А вот Лене надо и здесь отдать должное: она еще и за отцом поспевала смотреть. Никогда ей не было в тягость пришить свекру пуговицу, простирнуть и отгладить рубашку, вовремя ужин подать. Впрочем, тут, вероятно, дело еще и просто в самом характере, в какой-то постоянной готовности заботиться о других. Лена по складу своему вообще женщина глубоко семейная, и эту черту ее он оценивал вполне по достоинству.
Он даже и то ценил в ней, что с другими женщинами ему, пожалуй, никогда не бывало лучше, чем с Леной. Рослая, пышнотелая, с сохранившейся до этих лет тонкой талией, с привычной ему удобностью всего в ней, каждого изгиба тела, с безошибочной понятливостью, что же именно каждому из них от другого надо, чтобы им было хорошо вдвоем в эти близкие минуты, Лена, как всегда потом оказывалось, гораздо более, чем другие женщины, помогала ему самоутверждаться в мнении, что он далеко не стар пока, и чувство благодарности к ней за это, особенно острое после какой-нибудь долгой разлуки, делало его на время терпимым и почти благодушным в отношениях с женой, позволяло во всяком случае не доводить их непонимание до очередной ссоры. Так что жили они с женой не только терпимо, но и вполне благополучно, что в браке, как считал Андрей Михайлович, вероятно, и называют счастьем.

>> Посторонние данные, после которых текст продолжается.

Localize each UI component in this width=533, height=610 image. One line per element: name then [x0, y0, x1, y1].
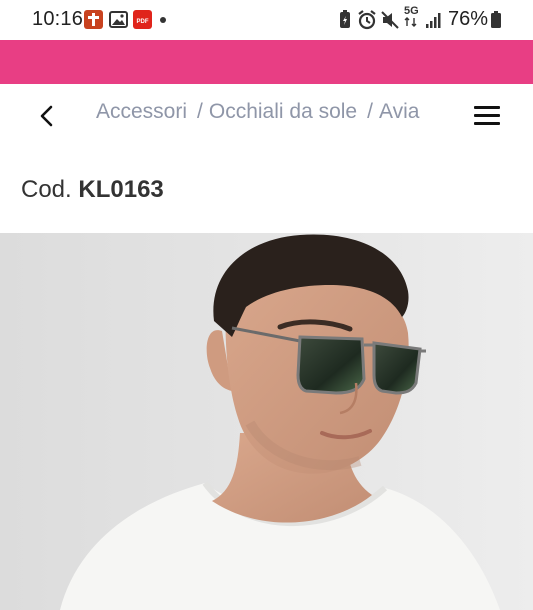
more-notifications-icon: [160, 17, 166, 23]
network-type-label: 5G: [404, 5, 419, 17]
svg-text:PDF: PDF: [137, 19, 149, 25]
back-arrow-icon[interactable]: [34, 102, 62, 130]
status-time: 10:16: [32, 8, 84, 30]
bible-app-icon: [84, 10, 103, 29]
header-bar: [0, 40, 533, 84]
breadcrumb: Accessori / Occhiali da sole / Avia: [96, 100, 444, 132]
product-code: Cod. KL0163: [21, 176, 164, 204]
gallery-icon: [109, 10, 128, 29]
hamburger-menu-icon[interactable]: [474, 106, 500, 126]
breadcrumb-separator: /: [197, 100, 203, 123]
breadcrumb-item-aviator[interactable]: Avia: [379, 100, 419, 124]
battery-saver-icon: [337, 9, 353, 36]
mute-icon: [380, 9, 400, 36]
battery-icon: [490, 9, 502, 36]
network-type-icon: 5G: [404, 6, 419, 27]
product-code-value: KL0163: [78, 176, 164, 203]
battery-percent: 76%: [448, 8, 489, 30]
product-code-label: Cod.: [21, 176, 72, 203]
product-image[interactable]: [0, 233, 533, 610]
alarm-icon: [356, 9, 378, 36]
signal-icon: [425, 9, 443, 36]
pdf-icon: PDF: [133, 10, 152, 29]
status-bar: 10:16 PDF 5G 76%: [0, 0, 533, 40]
breadcrumb-item-accessori[interactable]: Accessori: [96, 100, 187, 124]
navigation-row: Accessori / Occhiali da sole / Avia: [0, 84, 533, 148]
breadcrumb-item-occhiali-da-sole[interactable]: Occhiali da sole: [209, 100, 357, 124]
breadcrumb-separator: /: [367, 100, 373, 123]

И с детьми тоже все сложилось спокойно. Правда, дочь бывала груба с бабушкой и матерью, но хлопот особых не доставляла, всегда хорошо училась, он толком и не знал никогда, где ее школа находится, как и сейчас лишь приблизительно представлял себе, где ее институт. Поступила она туда без всяких репетиторов, как у многих нынче водится, и без каких-либо протекций и знакомств. А шестилетний сын вообще только радовал их своим послушанием и добротой – может быть, даже чрезмерными. Был он не по годам серьезен, и в детском саду воспитательницы ласково называли его «наш профессор».
На кафедре все, без исключения, относились к Андрею Михайловичу не просто лояльно, но, как он видел, с искренним уважением, а сестры и нянечки чуть ли не благоговели перед ним. Однако Каретников не полагался на одни лишь симпатии к нему его сотрудников. Он заботился о том, чтобы работа приносила каждому из них еще и какое-то личное удовлетворение. Чувства чувствами, но, даже идеальные, они должны подкрепляться и чем-то более реальным – публикацией в журнале, перспективой роста, ученой степенью.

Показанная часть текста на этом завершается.